His chindōgu were an instant hit, and as readers demanded more, Kawakami was forced to come up with new ideas for the entertainment of his readers. Over the years, he developed a set of rules—the 10 tenets—for proper chindōgu creation.
These ten commandments of chindōgu are as follows:
- A Chindōgu cannot be for real use — They must be, from a practical point of view, (almost) completely useless. “If you invent something which turns out to be so handy that you use it all the time, then you have failed to make a Chindogu,” it says.
- A Chindōgu must exist — A Chindōgu must be something that you can actually hold, even if you aren’t going to use it.
- There must be the spirit of anarchy — A chindogu must be an object that have broken free from the chains of usefulness. They represent freedom of thought and action.
- Chindōgu are tools for everyday life — Chindōgu must be useful (or useless) to everyone around the world for everyday life.
- Chindōgu are not for sale — Chindōgu cannot be sold. “If you accept money for one, you surrender your purity,” it says.
- Humor must be the sole reason for creating a chindōgu — The creation of Chindogu is fundamentally a problem-solving activity. Humor is simply the by-product of finding an elaborate or unconventional solution to a problem.
- Chindōgu is not propaganda — Chindōgu should be innocent. They should not be created as a perverse or ironic comment on the sorry state of mankind.
- Chindōgu are never taboo — Chindōgu must adhere to society’s basic standards.
- Chindōgu cannot be patented — Chindōgu cannot be copyrighted, patented, collected and owned.
- Chindōgu are without prejudice — Everyone should have an equal chance to enjoy every Chindōgu.
A baby romper that also functions as a mop.
According to a 2001 article on Japan Times, Kawakami has made over 600 chindogu since he began inventing. Yet he doesn’t own any patents and has never made a single yen by selling his creations (see tenet no#5 and #9).
“I despise materialism and how everything is turned into a commodity,” the 70-year-old inventor once said. “Things that should belong to everyone are patented and turned into private property. I’ve never registered a patent and I never will because the world of patents is dirty, full of greed and competition.”
However, this has not stopped others from stealing his ideas. One of his invention, a two-sided slippers can be bought at a well-known Japanese chain store. “Some people have no principles,” he says in disgust. “They’ll do anything for money.”
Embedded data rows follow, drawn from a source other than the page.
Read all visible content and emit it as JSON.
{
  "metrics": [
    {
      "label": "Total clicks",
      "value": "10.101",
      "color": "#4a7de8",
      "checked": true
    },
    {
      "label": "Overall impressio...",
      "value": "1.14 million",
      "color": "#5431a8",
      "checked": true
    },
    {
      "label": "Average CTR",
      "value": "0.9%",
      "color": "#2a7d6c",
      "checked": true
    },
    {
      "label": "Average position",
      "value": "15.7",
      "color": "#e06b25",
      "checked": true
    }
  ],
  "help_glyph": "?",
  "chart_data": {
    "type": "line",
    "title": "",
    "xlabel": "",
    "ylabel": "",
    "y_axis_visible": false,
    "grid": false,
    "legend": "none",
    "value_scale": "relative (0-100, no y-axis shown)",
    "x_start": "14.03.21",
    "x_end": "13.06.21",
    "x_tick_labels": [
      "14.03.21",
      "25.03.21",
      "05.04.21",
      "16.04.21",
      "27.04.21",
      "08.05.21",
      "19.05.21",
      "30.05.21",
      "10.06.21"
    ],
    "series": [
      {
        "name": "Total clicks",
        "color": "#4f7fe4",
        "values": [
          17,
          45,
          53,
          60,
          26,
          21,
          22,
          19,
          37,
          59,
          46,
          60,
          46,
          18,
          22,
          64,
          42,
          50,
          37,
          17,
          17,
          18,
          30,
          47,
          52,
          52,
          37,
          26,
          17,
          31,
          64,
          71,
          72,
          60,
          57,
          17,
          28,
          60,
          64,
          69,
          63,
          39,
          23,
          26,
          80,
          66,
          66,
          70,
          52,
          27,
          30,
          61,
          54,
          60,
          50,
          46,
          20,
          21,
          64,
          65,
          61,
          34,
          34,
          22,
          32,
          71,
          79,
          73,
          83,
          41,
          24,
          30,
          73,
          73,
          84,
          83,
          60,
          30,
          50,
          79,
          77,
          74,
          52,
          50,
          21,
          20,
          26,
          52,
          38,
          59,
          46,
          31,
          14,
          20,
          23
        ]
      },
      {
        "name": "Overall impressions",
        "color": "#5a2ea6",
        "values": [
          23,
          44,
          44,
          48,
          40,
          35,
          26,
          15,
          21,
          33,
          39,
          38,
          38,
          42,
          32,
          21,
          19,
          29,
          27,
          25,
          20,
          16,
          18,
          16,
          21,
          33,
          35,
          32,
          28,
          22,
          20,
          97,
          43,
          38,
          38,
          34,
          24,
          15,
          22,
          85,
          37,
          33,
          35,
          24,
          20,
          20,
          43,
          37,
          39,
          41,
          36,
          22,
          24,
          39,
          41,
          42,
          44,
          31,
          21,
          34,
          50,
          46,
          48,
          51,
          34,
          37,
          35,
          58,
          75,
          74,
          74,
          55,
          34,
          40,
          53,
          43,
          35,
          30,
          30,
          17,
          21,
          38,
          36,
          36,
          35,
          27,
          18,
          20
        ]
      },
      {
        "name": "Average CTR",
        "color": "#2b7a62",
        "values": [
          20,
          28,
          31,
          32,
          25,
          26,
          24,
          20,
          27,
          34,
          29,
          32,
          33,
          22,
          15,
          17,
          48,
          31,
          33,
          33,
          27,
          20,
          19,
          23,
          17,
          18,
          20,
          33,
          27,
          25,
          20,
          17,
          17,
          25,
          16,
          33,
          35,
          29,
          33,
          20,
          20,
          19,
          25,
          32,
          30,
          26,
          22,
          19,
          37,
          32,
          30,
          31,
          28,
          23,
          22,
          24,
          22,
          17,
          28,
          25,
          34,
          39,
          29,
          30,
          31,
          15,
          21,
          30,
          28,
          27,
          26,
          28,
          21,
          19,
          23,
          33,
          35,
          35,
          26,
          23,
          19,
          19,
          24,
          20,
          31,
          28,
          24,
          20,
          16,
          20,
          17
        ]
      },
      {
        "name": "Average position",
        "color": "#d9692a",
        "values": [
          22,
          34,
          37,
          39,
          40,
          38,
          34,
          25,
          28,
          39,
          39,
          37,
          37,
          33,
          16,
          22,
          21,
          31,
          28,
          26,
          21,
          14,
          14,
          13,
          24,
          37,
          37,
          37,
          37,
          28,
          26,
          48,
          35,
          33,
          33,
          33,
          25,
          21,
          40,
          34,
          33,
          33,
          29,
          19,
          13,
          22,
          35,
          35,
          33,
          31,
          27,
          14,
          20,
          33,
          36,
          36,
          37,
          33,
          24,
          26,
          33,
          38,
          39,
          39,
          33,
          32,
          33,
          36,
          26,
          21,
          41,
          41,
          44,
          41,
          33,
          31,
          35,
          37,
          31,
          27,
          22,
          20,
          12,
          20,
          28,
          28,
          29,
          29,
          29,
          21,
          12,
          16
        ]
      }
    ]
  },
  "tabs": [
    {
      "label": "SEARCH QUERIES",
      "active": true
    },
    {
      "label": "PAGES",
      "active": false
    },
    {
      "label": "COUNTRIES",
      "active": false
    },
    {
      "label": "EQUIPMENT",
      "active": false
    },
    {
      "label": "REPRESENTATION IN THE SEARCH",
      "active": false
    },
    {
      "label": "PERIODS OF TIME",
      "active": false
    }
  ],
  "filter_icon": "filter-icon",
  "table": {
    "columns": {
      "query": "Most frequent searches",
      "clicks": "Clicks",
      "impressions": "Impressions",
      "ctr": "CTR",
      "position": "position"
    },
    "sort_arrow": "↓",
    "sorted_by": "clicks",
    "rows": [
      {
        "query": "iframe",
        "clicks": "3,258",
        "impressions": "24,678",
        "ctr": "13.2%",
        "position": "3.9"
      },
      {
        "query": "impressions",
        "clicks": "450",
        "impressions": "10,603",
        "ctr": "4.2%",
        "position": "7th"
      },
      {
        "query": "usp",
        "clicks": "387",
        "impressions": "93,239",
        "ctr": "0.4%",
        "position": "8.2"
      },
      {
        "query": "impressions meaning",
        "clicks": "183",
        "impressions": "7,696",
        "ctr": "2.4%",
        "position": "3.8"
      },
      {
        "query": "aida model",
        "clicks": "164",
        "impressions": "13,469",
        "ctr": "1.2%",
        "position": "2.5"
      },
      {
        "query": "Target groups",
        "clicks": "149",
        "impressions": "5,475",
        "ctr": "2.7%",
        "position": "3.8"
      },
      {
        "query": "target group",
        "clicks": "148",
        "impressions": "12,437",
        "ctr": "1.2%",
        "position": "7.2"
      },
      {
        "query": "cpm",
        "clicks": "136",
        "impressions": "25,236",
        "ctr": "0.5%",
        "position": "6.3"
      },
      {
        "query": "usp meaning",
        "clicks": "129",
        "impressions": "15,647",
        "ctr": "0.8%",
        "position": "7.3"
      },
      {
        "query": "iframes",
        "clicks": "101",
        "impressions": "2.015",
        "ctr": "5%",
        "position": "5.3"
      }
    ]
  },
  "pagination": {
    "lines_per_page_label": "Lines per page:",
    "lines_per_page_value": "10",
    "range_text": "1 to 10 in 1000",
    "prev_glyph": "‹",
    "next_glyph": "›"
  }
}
What started as a joke is now a form of art practiced by over 10,000 chindōgu practitioners all around the world.
Despite the seemingly universal appeal for his inventions and their purpose to amuse, Kawakami laments that sometimes he is not taken seriously.
“In Europe they treat me as an artist. In Australia and Canada, I’m called a scientist. In China and Hong they wonder why I don’t try to make money from my inventions. But in Japan and the US, they consider me a maker of party goods,” Kawakami bemoans.
This back-scratch guide t-shirt makes scratching your friend’s back easier.
Shoe broom and dustpan
Eye drop funnel glasses
This one is interesting. This is a selfie stick published in one of Kawakami’s books prompting the apparently useless device as a chindōgu. The book was published in the mid-90s, years before selfie stick became popular.